Monfils segue Jason Howe, ne racconta la storia, i servizi, i problemi, i drammi, l’insita follia per riuscire a sopportare ciò a cui stava assistendo e per superare la paura della morte nel pericolo, fino alla quasi certezza che prima o poi sarà di nuovo il tempo di tornare in prima linea nonostante il cambio di vita, il ritiro a vita privata e solitaria senza più droghe né eccessi, il proprio passato gettato non solo simbolicamente nel fuoco. Forse non sarà particolarmente originale dal punto di vista cinematografico, ma Hoka Hei – A good day to die è senza dubbio estremamente efficace nell’interrogarsi in continuazione sull’etica del giornalista e del fotografo-artista in tempo di guerra, sul confine a volte slabbrato fra lucidità e follia, su quello fra reflex e fucile, sulla necessità di raccontare e mostrare perché il mondo ha bisogno di sapere e capire, nella speranza che in futuro riesca a non ripetere i propri errori, rendendo il lavoro di fotoreporter di guerra completamente inutile.

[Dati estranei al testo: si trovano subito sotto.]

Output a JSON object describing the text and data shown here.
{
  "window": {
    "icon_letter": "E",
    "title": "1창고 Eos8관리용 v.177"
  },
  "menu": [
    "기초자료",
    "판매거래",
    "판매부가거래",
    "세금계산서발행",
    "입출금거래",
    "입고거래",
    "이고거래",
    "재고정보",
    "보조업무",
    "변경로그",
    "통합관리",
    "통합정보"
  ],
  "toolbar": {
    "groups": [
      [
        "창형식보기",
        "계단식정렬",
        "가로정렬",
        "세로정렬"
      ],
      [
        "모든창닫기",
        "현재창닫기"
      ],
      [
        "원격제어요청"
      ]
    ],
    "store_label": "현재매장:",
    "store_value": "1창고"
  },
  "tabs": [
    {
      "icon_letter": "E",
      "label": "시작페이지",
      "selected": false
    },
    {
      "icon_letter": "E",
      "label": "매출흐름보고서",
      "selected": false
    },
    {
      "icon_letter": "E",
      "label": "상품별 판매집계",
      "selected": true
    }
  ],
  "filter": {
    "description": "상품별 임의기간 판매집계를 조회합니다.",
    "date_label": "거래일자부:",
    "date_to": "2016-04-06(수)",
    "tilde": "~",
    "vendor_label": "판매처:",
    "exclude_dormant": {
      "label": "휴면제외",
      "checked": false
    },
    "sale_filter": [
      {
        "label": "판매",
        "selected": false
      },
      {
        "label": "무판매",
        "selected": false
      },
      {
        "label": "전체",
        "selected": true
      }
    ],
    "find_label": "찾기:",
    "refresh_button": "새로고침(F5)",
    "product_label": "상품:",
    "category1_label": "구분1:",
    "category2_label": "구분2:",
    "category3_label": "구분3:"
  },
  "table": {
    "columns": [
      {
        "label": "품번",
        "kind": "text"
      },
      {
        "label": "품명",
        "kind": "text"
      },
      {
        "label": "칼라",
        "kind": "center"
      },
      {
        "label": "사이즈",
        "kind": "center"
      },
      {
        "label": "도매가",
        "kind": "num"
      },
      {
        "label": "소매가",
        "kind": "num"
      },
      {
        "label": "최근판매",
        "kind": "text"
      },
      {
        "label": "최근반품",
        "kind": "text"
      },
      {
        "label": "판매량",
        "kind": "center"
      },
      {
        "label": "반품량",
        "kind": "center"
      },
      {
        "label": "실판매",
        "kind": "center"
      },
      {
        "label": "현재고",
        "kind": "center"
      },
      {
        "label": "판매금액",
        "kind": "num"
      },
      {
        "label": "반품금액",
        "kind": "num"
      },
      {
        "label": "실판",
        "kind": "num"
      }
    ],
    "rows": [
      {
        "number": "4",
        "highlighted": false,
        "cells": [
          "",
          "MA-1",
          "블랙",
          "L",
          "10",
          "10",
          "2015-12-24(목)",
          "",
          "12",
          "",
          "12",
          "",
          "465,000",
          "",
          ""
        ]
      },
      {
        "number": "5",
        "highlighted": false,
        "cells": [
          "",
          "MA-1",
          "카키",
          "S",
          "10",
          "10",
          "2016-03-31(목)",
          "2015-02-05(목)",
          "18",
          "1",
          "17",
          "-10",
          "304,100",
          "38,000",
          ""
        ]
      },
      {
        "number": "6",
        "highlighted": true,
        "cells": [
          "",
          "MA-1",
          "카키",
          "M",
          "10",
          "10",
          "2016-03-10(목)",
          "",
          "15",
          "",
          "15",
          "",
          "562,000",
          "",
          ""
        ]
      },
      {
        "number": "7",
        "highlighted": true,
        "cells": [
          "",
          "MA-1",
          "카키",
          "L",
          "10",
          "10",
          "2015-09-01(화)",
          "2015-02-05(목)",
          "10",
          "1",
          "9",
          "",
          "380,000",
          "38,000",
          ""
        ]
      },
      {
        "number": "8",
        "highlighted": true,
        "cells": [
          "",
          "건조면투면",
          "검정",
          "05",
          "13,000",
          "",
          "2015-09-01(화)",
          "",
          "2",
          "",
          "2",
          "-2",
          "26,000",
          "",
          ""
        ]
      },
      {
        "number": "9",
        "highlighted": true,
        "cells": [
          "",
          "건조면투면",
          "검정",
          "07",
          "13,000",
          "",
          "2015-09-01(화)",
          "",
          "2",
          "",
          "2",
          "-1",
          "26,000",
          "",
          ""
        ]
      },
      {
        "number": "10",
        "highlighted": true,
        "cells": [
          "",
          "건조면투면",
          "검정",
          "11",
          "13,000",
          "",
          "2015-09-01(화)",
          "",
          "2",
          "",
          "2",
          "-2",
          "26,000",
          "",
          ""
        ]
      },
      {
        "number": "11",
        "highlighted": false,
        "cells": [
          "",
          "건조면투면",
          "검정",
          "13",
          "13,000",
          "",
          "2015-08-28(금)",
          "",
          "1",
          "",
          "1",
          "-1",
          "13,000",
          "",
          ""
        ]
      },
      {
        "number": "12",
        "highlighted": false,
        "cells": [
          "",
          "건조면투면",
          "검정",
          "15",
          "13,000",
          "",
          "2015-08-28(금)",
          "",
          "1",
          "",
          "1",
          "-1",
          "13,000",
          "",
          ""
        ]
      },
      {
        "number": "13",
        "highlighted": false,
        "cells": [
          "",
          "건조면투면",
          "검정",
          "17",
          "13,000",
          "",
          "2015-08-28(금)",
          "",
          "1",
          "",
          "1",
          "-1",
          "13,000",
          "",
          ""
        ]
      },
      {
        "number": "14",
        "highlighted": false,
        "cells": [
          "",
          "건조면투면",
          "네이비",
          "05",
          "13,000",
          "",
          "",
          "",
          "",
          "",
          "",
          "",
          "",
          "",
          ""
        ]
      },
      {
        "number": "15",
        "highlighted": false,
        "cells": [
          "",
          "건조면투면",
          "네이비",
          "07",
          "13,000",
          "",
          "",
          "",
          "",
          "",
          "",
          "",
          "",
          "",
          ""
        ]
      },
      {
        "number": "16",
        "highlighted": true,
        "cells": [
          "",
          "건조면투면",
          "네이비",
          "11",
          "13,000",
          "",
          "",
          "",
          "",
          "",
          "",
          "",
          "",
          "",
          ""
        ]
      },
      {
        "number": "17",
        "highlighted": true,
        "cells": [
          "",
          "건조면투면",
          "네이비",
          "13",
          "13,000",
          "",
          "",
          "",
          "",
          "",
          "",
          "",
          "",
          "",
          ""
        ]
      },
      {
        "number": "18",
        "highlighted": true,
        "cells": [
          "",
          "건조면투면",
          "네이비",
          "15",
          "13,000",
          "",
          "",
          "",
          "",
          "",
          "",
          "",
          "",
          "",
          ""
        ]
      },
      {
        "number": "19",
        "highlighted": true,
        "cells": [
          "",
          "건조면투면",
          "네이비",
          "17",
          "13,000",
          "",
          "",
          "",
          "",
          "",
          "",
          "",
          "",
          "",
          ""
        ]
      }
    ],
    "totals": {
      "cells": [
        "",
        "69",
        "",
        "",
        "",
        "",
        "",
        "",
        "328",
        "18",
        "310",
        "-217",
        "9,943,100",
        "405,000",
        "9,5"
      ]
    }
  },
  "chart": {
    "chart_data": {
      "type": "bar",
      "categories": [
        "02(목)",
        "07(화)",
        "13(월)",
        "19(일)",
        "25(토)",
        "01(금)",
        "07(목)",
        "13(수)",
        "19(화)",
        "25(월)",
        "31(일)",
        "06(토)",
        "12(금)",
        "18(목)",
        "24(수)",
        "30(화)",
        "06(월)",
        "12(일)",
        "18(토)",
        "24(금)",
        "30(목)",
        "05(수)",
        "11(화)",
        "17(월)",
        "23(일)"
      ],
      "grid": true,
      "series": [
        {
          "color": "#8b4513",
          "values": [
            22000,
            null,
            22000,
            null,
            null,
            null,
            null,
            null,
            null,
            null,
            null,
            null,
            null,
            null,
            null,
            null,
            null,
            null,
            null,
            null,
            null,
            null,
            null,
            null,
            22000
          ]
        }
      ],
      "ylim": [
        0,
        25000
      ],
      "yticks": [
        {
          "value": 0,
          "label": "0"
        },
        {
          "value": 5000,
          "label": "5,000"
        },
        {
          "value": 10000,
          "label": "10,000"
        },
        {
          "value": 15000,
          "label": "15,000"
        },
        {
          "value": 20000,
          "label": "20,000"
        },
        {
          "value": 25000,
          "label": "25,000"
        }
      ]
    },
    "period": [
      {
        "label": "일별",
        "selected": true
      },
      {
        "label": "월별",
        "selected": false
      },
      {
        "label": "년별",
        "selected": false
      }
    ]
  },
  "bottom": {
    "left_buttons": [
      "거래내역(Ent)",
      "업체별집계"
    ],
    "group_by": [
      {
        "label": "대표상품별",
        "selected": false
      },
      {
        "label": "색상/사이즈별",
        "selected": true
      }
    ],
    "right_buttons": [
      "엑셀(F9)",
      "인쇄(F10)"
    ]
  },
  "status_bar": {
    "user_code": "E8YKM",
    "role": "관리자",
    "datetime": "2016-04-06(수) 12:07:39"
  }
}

Del resto, la fotografia è un istante, è una frazione di secondo che diventa ricordo e riproducibilità. La fotografia è rischio, è adrenalina, è la narrazione diretta di un attimo. La fotografia è guerra, e chi la scatta è un soldato che preme l’otturatore al posto del grilletto. Ed è preciso dovere di tutti fare in modo che, di scenari del genere da fotografare, non ne esistano mai più.